Current experimental results in the paper are not strong enough to support the main claim. For example, does the MMAR beat domain-specific generative model such as stable diffusion like EMU3? The generation results in the appendix seems to be of low quality.

[1] Wang, Xinlong, et al. "Emu3: Next-token prediction is all you need." arXiv preprint arXiv:2409.18869 (2024).

问题

EDM [2] also derive a preconditioned technique for improving training like “v-prediction”. Can the author provide an analysis on the numerical error when using EDM precondition?

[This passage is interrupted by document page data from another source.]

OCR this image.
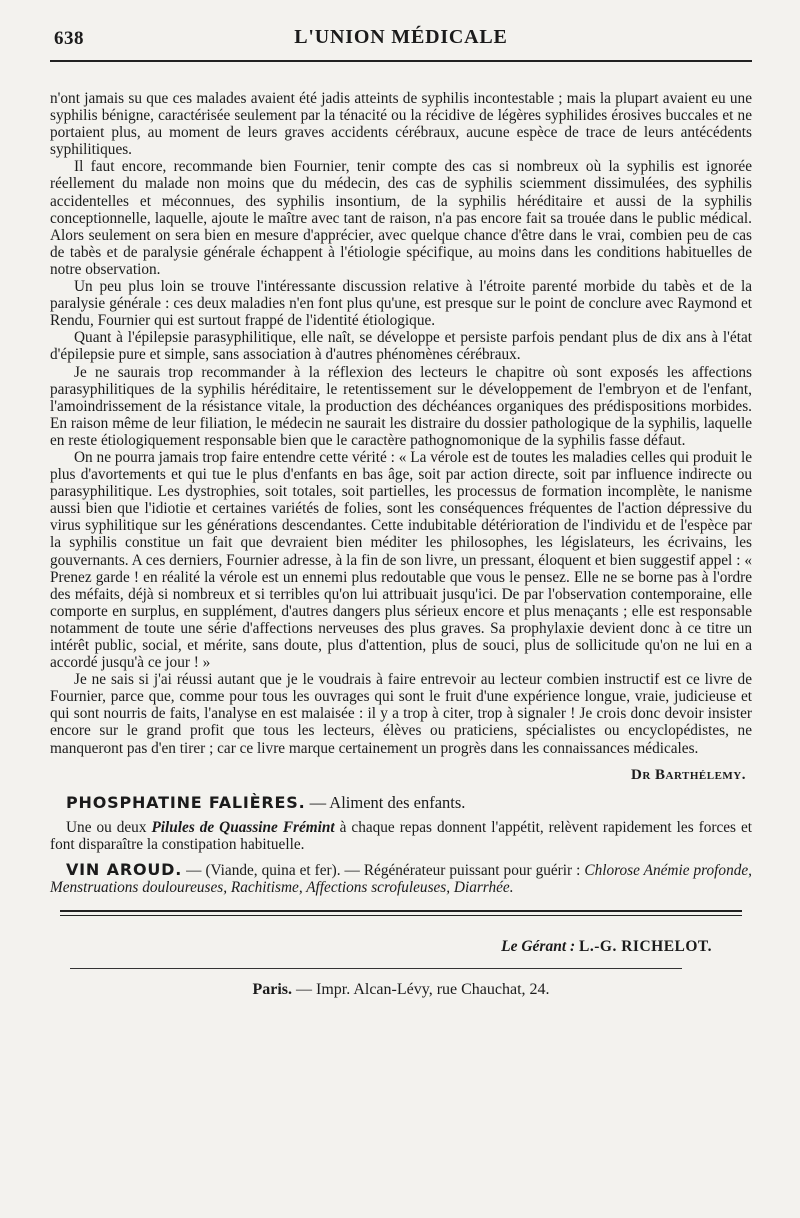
638	L'UNION MÉDICALE

n'ont jamais su que ces malades avaient été jadis atteints de syphilis incontestable ; mais la plupart avaient eu une syphilis bénigne, caractérisée seulement par la ténacité ou la récidive de légères syphilides érosives buccales et ne portaient plus, au moment de leurs graves accidents cérébraux, aucune espèce de trace de leurs antécédents syphilitiques.

Il faut encore, recommande bien Fournier, tenir compte des cas si nombreux où la syphilis est ignorée réellement du malade non moins que du médecin, des cas de syphilis sciemment dissimulées, des syphilis accidentelles et méconnues, des syphilis insontium, de la syphilis héréditaire et aussi de la syphilis conceptionnelle, laquelle, ajoute le maître avec tant de raison, n'a pas encore fait sa trouée dans le public médical. Alors seulement on sera bien en mesure d'apprécier, avec quelque chance d'être dans le vrai, combien peu de cas de tabès et de paralysie générale échappent à l'étiologie spécifique, au moins dans les conditions habituelles de notre observation.

Un peu plus loin se trouve l'intéressante discussion relative à l'étroite parenté morbide du tabès et de la paralysie générale : ces deux maladies n'en font plus qu'une, est presque sur le point de conclure avec Raymond et Rendu, Fournier qui est surtout frappé de l'identité étiologique.

Quant à l'épilepsie parasyphilitique, elle naît, se développe et persiste parfois pendant plus de dix ans à l'état d'épilepsie pure et simple, sans association à d'autres phénomènes cérébraux.

Je ne saurais trop recommander à la réflexion des lecteurs le chapitre où sont exposés les affections parasyphilitiques de la syphilis héréditaire, le retentissement sur le développement de l'embryon et de l'enfant, l'amoindrissement de la résistance vitale, la production des déchéances organiques des prédispositions morbides. En raison même de leur filiation, le médecin ne saurait les distraire du dossier pathologique de la syphilis, laquelle en reste étiologiquement responsable bien que le caractère pathognomonique de la syphilis fasse défaut.

On ne pourra jamais trop faire entendre cette vérité : « La vérole est de toutes les maladies celles qui produit le plus d'avortements et qui tue le plus d'enfants en bas âge, soit par action directe, soit par influence indirecte ou parasyphilitique. Les dystrophies, soit totales, soit partielles, les processus de formation incomplète, le nanisme aussi bien que l'idiotie et certaines variétés de folies, sont les conséquences fréquentes de l'action dépressive du virus syphilitique sur les générations descendantes. Cette indubitable détérioration de l'individu et de l'espèce par la syphilis constitue un fait que devraient bien méditer les philosophes, les législateurs, les écrivains, les gouvernants. A ces derniers, Fournier adresse, à la fin de son livre, un pressant, éloquent et bien suggestif appel : « Prenez garde ! en réalité la vérole est un ennemi plus redoutable que vous le pensez. Elle ne se borne pas à l'ordre des méfaits, déjà si nombreux et si terribles qu'on lui attribuait jusqu'ici. De par l'observation contemporaine, elle comporte en surplus, en supplément, d'autres dangers plus sérieux encore et plus menaçants ; elle est responsable notamment de toute une série d'affections nerveuses des plus graves. Sa prophylaxie devient donc à ce titre un intérêt public, social, et mérite, sans doute, plus d'attention, plus de souci, plus de sollicitude qu'on ne lui en a accordé jusqu'à ce jour ! »

Je ne sais si j'ai réussi autant que je le voudrais à faire entrevoir au lecteur combien instructif est ce livre de Fournier, parce que, comme pour tous les ouvrages qui sont le fruit d'une expérience longue, vraie, judicieuse et qui sont nourris de faits, l'analyse en est malaisée : il y a trop à citer, trop à signaler ! Je crois donc devoir insister encore sur le grand profit que tous les lecteurs, élèves ou praticiens, spécialistes ou encyclopédistes, ne manqueront pas d'en tirer ; car ce livre marque certainement un progrès dans les connaissances médicales.

Dr Barthélemy.
PHOSPHATINE FALIÈRES. — Aliment des enfants.
Une ou deux Pilules de Quassine Frémint à chaque repas donnent l'appétit, relèvent rapidement les forces et font disparaître la constipation habituelle.
VIN AROUD. — (Viande, quina et fer). — Régénérateur puissant pour guérir : Chlorose Anémie profonde, Menstruations douloureuses, Rachitisme, Affections scrofuleuses, Diarrhée.
Le Gérant : L.-G. RICHELOT.
Paris. — Impr. Alcan-Lévy, rue Chauchat, 24.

[2] Karras, Tero, et al. "Elucidating the design space of diffusion-based generative models." Advances in neural information processing systems 35 (2022): 26565-26577.

审稿意见

评分: 5置信度: 42024-11-04

The paper proposes to combine the MAR image generation approach, which uses sequential mask modeling a la MaskGIT and per-token latent diffusion, with autoregressive text modeling. The goal of this combination is the joint modeling of images and text, enabling image understanding applications (image-to-text, I2T) and image generation (text-to-image, T2I) with a single unified model. The proposed MMAR models are built on top pretrained QWen LLMs and a LDM KL-16 VAE. The authors also explore different diffusion formulations and analyze the effect of low-bit training on the robustness of different formulations. MMAR is evaluated on a broad suite of multimodal understanding tasks, showing good performance to a set of established models from the literature. Image generation quality is evaluated based on COCO-FID30k.

优点

MAR has not been previously explored in the context of multimodal joint generation and understanding, so this application is new.
The paper presents some interesting ablations (v-parametrization vs n-parametrization, comparison with VQ-based variant).
The proposed method obtains quite strong understanding performance compared to a set of strong baselines from the literature (such as LLaVA, Chameleon, DreamLMM)

缺点

I’m not convinced by the argument in the introduction that the proposed MMAR, which uses masked modeling, is fundamentally better suited for image understanding tasks than Transfusion, which uses diffusion on the full image. Specifically, the authors argue that full image diffusion hurts understanding because the model is trained on noisy images (with varying levels of noise). However, MMAR is also trained on noisy images when modeling P(image|text), just instead of additive noise, the noise comes from dropped tokens. Furthermore, when modeling P(text|image) both Transfusion and MMAR can operate on noiseless and fully unmasked, respectively.
The text-to-image quality of MMAR is somewhat weak compared to the image understanding quality. It would be good to see why this is, e.g. because the model relies on a pretrained LLM which is a adapted with LoRA. A image generation-only baseline, potentially trained from scratch, could elucidate this question.
While the error/stability analysis of the n vs. v-parametrization makes sense to me, the authors never experimentally show that going from high-precision training to low precision training actually leads to issues. Would it be possible to show some training curves?

问题

The Limitations section mentions that the proposed approach is slow. Why is it slow, since speed was one of the selling points of MAR? Also what role does the MAR decoder play, which predicts the mask location, which MMAR does not use? Could this decoder speed up inference?
In the description of the Diffusion MLP (L339 and following) the authors say they condition the MLP performing per-patch diffusion. What is this MLP conditioned on?
Did the authors run an ablation to inform the design choice to not use a positional encoding for the image tokens? Intuitively they should be quite useful for masked modeling, where tokens are generated in variable chunks. On a related note, some details on the image sampling (such as the masking schedule) seem to be missing.
Could you formally derive the limit in L253-256?

撤稿通知

2024-11-15

We are very grateful for the constructive suggestions and the effort expended by all the reviewers.